Em apenas poucos dias, restava metade da energia. Isso poderia ser fatal.
Sem hesitar, ele segurou a mão de Ilíria e mudou o caminho, conduzindo-a até um supermercado à beira da estrada.
— Ei, o que está fazendo?
— Vamos comprar ingredientes. Depois, você me leva à sua casa.
O tom de Lu Fan não admitia objeções.
Meia hora depois, eles chegaram diante de um edifício residencial de muitos andares.
Lu Fan ergueu os olhos para a construção imponente, que parecia tocar o céu.
— Uau, a mensalidade desse apartamento não deve ser barata, hein?
— Não sei se, pelos padrões desse mundo, é caro ou barato. Mas não importa, quem paga é a Agência Dimensional.
— E não te dão auxílio-alimentação?
— Sim, é até generoso, mas eu nunca sei como gastar. Sempre ignorei esse tipo de coisa. Quando era estagiária na Agência, só tomava suplemento nutricional.
— Por favor, preste atenção nisso! Você viu o nível de energia? Quase me matou de susto. Sua saúde não afeta só você, não quero acabar numa prisão temporal!
— Nossa, que exagero. Não foi de propósito...
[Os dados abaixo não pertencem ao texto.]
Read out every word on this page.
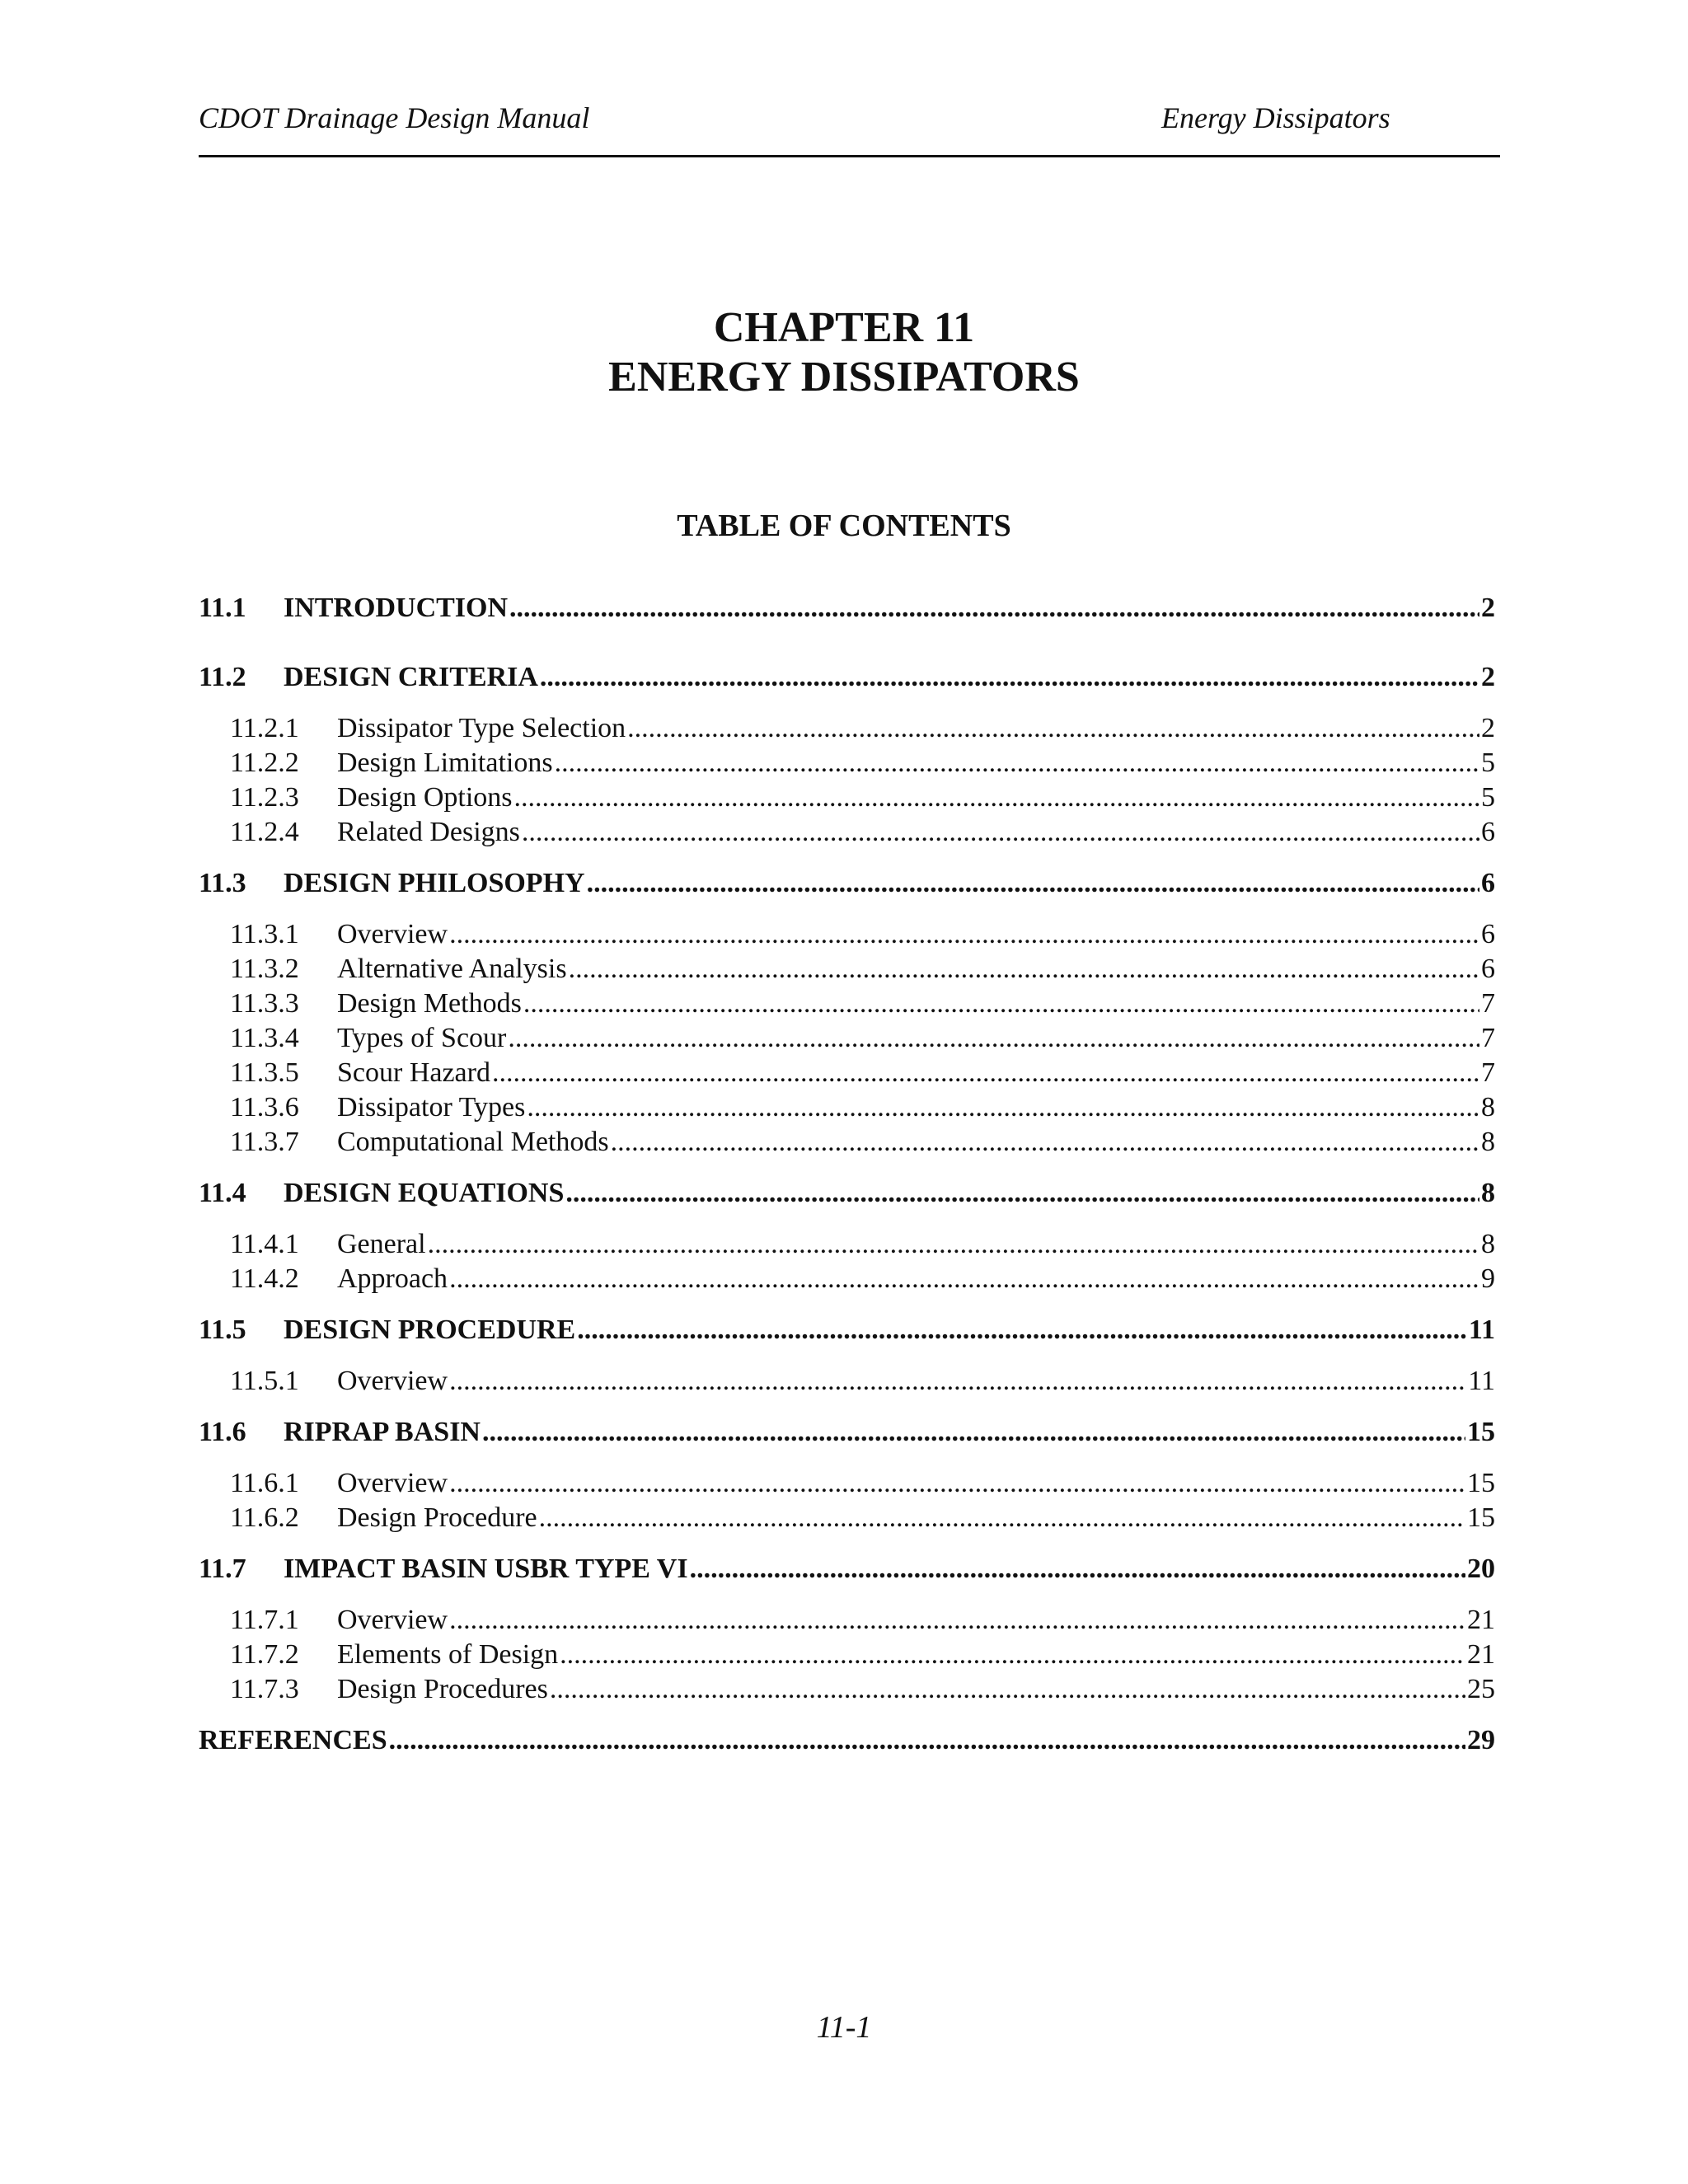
CDOT Drainage Design Manual	Energy Dissipators
CHAPTER 11
ENERGY DISSIPATORS
TABLE OF CONTENTS
11.1 INTRODUCTION .....	2
11.2 DESIGN CRITERIA .....	2
11.2.1 Dissipator Type Selection .....	2
11.2.2 Design Limitations .....	5
11.2.3 Design Options .....	5
11.2.4 Related Designs .....	6
11.3 DESIGN PHILOSOPHY .....	6
11.3.1 Overview .....	6
11.3.2 Alternative Analysis .....	6
11.3.3 Design Methods .....	7
11.3.4 Types of Scour .....	7
11.3.5 Scour Hazard .....	7
11.3.6 Dissipator Types .....	8
11.3.7 Computational Methods .....	8
11.4 DESIGN EQUATIONS .....	8
11.4.1 General .....	8
11.4.2 Approach .....	9
11.5 DESIGN PROCEDURE .....	11
11.5.1 Overview .....	11
11.6 RIPRAP BASIN .....	15
11.6.1 Overview .....	15
11.6.2 Design Procedure .....	15
11.7 IMPACT BASIN USBR TYPE VI .....	20
11.7.1 Overview .....	21
11.7.2 Elements of Design .....	21
11.7.3 Design Procedures .....	25
REFERENCES .....	29
11-1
Discutindo, subiram até o último andar. Ao saírem do elevador, Lu Fan notou o número do andar: cobertura. O apartamento parecia ser ainda mais luxuoso que os demais, com janelas panorâmicas de vidro maiores do que as dos outros andares.
Ilíria bocejou, tirou o cartão magnético e abriu a porta, entrando primeiro.
— Com licença — disse Lu Fan, sentindo-se apreensivo. Era a primeira vez que entrava na casa de uma garota, tanto neste mundo quanto no anterior. Nem mesmo na infância ele visitara a casa de Tao Xue Ran; era sempre ela quem ia brincar na sua.
Ao entrar, Lu Fan não pôde evitar uma exclamação: "Realmente!"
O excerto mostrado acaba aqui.